И Бабель ему на это сказал:
— Доля! Мы на войне. Все мы в эти дни можем оказаться либо на дрожках, либо в тачанке. И вот что скажу я тебе сейчас, а кстати, пусть намотает это на ус и твой молчаливый товарищ: на войне лучше быть убитым, чем числиться без вести пропавшим.
Вскоре — к осени — в ненастный день я узнал от Доли, решившего стать врачом, что накануне, в такую же пасмурную, дождливую ночь, Бабель-младший тоже перестал трудиться над чистым листом бумаги и, собственно говоря, сбежал из дома на польский фронт, как потом выяснилось, хитро заручившись мандатами и призаняв денег у Долиного отца.

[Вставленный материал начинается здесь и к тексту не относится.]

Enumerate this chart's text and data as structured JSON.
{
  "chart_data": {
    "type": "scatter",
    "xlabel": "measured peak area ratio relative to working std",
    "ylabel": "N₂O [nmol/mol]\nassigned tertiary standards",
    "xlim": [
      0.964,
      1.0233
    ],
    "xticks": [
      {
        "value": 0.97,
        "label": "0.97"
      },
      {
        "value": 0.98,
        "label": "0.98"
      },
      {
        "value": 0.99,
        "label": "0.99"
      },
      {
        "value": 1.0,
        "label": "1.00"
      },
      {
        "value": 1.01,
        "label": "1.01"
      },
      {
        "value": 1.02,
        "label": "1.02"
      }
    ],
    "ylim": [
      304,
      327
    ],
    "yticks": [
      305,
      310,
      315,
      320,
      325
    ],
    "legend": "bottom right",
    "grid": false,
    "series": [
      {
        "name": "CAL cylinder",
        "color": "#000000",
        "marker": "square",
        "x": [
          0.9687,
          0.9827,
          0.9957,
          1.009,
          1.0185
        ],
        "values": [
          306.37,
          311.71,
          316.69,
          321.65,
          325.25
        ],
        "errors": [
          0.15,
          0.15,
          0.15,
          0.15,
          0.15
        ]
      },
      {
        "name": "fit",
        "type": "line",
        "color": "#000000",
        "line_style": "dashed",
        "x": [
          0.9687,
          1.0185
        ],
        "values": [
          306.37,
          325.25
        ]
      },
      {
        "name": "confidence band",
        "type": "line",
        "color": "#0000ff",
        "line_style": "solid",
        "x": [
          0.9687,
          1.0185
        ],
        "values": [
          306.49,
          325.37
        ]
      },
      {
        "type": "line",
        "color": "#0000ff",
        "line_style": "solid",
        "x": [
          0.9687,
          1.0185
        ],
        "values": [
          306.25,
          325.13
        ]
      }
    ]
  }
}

В семье Бабеля, говорил Доля, считают, что Исаак Эммануилович — самоубийца. Его коммунистические дружки из Губкома и ГИУ, где Бабель служил главным редактором, эти дружки-приятели подговорили его на безумный шаг. Так думают в семье наверху. В семье отчаяние, а в душе беглеца… Что должно было быть на душе Исаака Бабеля, кому было суждено через два года вернуться с записками о Конной армии?